Some games may already have a journalist. Others may not. If you don’t have one, it’s easy to create one. The job will be to gather clues and take notes while mingling. The journalist can also write headlines and post them to the clue wall at the end of each round. You may want to give him/her a motive also, in which case there will be information to reveal and conceal about other characters while others are revealing information about the journalist.
This is a fairly easy character to add. The job is simple—to take pictures throughout the night. If your game already has a journalist, you can have the photographer working alongside. This means he/she should have a close relationship with the journalist, and can even have some of the same reveal/conceal information. In my game, I had a gossip columnist and an undercover agent posing as a journalist. The photographer had a peculiar relationship with the undercover agent, (he was hired by her to work with the gossip columnist, who suspected her of a previous murder). My photographer, therefore, went back and forth between the two, and had some specific clues to divulge while taking pictures.
Sisters, In-Laws, Long Lost Lovers, Unknown Biological Children, etc.

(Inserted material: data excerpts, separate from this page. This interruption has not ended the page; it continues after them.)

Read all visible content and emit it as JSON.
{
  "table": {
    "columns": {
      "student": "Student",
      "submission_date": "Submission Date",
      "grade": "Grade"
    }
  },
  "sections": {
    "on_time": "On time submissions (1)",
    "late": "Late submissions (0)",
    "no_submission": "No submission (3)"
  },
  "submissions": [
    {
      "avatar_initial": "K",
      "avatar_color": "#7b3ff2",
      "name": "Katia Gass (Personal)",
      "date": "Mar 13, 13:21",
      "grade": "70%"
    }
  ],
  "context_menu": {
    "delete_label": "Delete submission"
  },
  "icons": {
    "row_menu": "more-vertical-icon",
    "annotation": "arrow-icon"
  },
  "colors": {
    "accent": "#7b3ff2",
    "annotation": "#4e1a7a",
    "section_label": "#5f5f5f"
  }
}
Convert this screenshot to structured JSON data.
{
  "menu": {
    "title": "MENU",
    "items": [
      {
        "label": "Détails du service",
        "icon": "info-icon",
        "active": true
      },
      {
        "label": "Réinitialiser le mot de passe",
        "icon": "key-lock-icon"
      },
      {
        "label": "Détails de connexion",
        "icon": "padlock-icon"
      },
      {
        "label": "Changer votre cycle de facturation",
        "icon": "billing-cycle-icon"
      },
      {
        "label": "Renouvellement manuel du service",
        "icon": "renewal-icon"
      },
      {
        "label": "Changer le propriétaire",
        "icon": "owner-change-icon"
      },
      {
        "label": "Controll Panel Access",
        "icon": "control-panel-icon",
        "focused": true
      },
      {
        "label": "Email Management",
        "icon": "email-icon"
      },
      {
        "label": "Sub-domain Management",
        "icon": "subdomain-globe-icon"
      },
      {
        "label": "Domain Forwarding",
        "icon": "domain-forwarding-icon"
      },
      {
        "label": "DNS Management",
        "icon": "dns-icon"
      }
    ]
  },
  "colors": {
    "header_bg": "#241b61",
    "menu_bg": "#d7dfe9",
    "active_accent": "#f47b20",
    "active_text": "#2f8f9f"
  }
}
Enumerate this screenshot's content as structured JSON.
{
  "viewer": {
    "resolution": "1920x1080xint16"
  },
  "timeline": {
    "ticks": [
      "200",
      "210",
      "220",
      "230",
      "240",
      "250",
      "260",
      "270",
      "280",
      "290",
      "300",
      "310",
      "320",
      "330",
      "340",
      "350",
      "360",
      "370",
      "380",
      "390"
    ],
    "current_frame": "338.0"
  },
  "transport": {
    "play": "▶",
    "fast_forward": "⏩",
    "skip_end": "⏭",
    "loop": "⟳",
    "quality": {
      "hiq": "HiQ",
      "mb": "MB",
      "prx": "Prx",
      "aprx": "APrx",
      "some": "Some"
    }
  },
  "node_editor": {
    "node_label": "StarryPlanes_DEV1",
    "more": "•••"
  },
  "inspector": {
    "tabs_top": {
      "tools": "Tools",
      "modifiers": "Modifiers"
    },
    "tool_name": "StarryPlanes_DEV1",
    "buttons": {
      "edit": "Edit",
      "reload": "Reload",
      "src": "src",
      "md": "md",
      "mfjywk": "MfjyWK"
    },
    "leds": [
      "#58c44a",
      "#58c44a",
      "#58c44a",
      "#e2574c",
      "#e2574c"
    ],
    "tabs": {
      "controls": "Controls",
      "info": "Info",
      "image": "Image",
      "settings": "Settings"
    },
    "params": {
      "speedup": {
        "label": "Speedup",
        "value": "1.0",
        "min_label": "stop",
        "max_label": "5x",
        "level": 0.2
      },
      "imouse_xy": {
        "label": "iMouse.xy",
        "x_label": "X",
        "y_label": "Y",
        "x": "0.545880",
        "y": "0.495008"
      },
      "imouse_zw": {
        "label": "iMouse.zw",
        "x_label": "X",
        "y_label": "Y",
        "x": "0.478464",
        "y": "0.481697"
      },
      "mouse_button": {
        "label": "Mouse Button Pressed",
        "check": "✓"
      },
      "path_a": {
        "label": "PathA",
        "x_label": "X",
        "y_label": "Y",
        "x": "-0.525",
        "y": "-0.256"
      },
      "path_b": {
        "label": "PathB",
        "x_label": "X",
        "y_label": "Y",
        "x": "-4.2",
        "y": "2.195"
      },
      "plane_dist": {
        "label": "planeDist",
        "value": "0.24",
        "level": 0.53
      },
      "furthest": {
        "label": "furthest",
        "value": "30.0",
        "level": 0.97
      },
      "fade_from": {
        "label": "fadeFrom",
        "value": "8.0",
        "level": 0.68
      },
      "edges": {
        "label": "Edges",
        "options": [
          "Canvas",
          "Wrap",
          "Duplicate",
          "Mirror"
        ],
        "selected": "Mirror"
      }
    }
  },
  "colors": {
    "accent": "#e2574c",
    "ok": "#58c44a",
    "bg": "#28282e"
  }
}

If you still need more characters, think about the victim’s relatives, loved ones from affairs, children born for those affairs, and more. When a large sum of money is involved, random people always arrive on scene, even if they’ve been absent for years. You can create some great motives around these characters, as well as potential drama.
Give Yourself Time to Think and Write
Time is essential! When I started adding new characters to my game, I was thinking about them throughout the day, and jotting down notes about motives and relationships with others, and created a flow chart so I could see those relationships and how the characters might interact with each other. I new I had to add six new roles, so I started as soon as I started getting rsvp’s over the eight person limit. It took me about a week and a half to write in each new character, along with their specific reveal/conceal information.